The number of permits granted to build or renovate houses and apartments gained 7.4 percent from February, when they dropped a revised 8.8 percent, the Bureau of Statistics said in Sydney today. The result compares with the median forecast for a 3 percent gain in a Bloomberg News survey of 18 economists.
Reserve Bank of Australia Governor Glenn Stevens last week slashed the overnight cash rate target to a two-year low of 3.75 percent from 4.25 percent, the deepest reduction in three years, a decision forecast by two of 29 economists. The nation’s house prices declined in the three months through March in the longest losing streak in at least a decade. Stevens aims to buttress the housing market, support jobs and boost confidence.
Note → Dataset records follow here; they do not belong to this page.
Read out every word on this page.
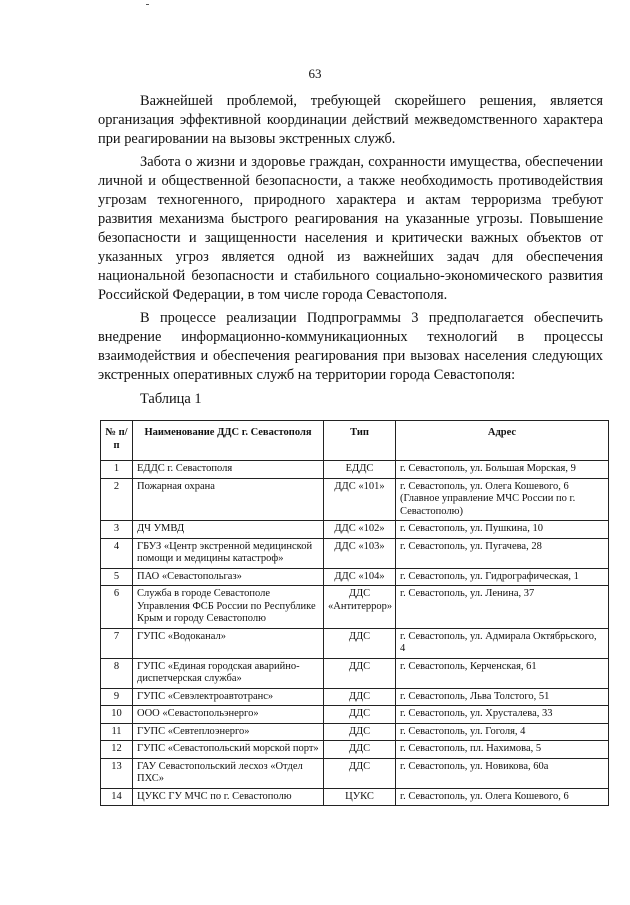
63

Важнейшей проблемой, требующей скорейшего решения, является организация эффективной координации действий межведомственного характера при реагировании на вызовы экстренных служб.

Забота о жизни и здоровье граждан, сохранности имущества, обеспечении личной и общественной безопасности, а также необходимость противодействия угрозам техногенного, природного характера и актам терроризма требуют развития механизма быстрого реагирования на указанные угрозы. Повышение безопасности и защищенности населения и критически важных объектов от указанных угроз является одной из важнейших задач для обеспечения национальной безопасности и стабильного социально-экономического развития Российской Федерации, в том числе города Севастополя.

В процессе реализации Подпрограммы 3 предполагается обеспечить внедрение информационно-коммуникационных технологий в процессы взаимодействия и обеспечения реагирования при вызовах населения следующих экстренных оперативных служб на территории города Севастополя:

Таблица 1
№ п/п	Наименование ДДС г. Севастополя	Тип	Адрес
1	ЕДДС г. Севастополя	ЕДДС	г. Севастополь, ул. Большая Морская, 9
2	Пожарная охрана	ДДС «101»	г. Севастополь, ул. Олега Кошевого, 6 (Главное управление МЧС России по г. Севастополю)
3	ДЧ УМВД	ДДС «102»	г. Севастополь, ул. Пушкина, 10
4	ГБУЗ «Центр экстренной медицинской помощи и медицины катастроф»	ДДС «103»	г. Севастополь, ул. Пугачева, 28
5	ПАО «Севастопольгаз»	ДДС «104»	г. Севастополь, ул. Гидрографическая, 1
6	Служба в городе Севастополе Управления ФСБ России по Республике Крым и городу Севастополю	ДДС «Антитеррор»	г. Севастополь, ул. Ленина, 37
7	ГУПС «Водоканал»	ДДС	г. Севастополь, ул. Адмирала Октябрьского, 4
8	ГУПС «Единая городская аварийно-диспетчерская служба»	ДДС	г. Севастополь, Керченская, 61
9	ГУПС «Севэлектроавтотранс»	ДДС	г. Севастополь, Льва Толстого, 51
10	ООО «Севастопольэнерго»	ДДС	г. Севастополь, ул. Хрусталева, 33
11	ГУПС «Севтеплоэнерго»	ДДС	г. Севастополь, ул. Гоголя, 4
12	ГУПС «Севастопольский морской порт»	ДДС	г. Севастополь, пл. Нахимова, 5
13	ГАУ Севастопольский лесхоз «Отдел ПХС»	ДДС	г. Севастополь, ул. Новикова, 60а
14	ЦУКС ГУ МЧС по г. Севастополю	ЦУКС	г. Севастополь, ул. Олега Кошевого, 6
“A likely reversal in last month’s large fall in apartment approvals and slightly better finance commitments should see a solid rebound in building approvals,” Paul Brennan, a senior economist at Citigroup Inc. said in a research report before the release.
Building approvals in March declined 15 percent from a year earlier, the report showed. That compares with economists’ forecast for an 18 percent drop year-over-year.
Approvals to build private houses rose 3.9 percent to 7,518 in March from the previous month, the report showed. Approvals for apartments and renovations advanced 15.5 percent to 3,815.
Traders are pricing in an 88 percent chance the central bank will lower borrowing costs by a quarter-percentage point to 3.5 percent at its meeting next month, swaps data compiled by Bloomberg show. The local dollar traded at $1.0129 at 11:44 a.m. in Sydney, near the lowest level of the year.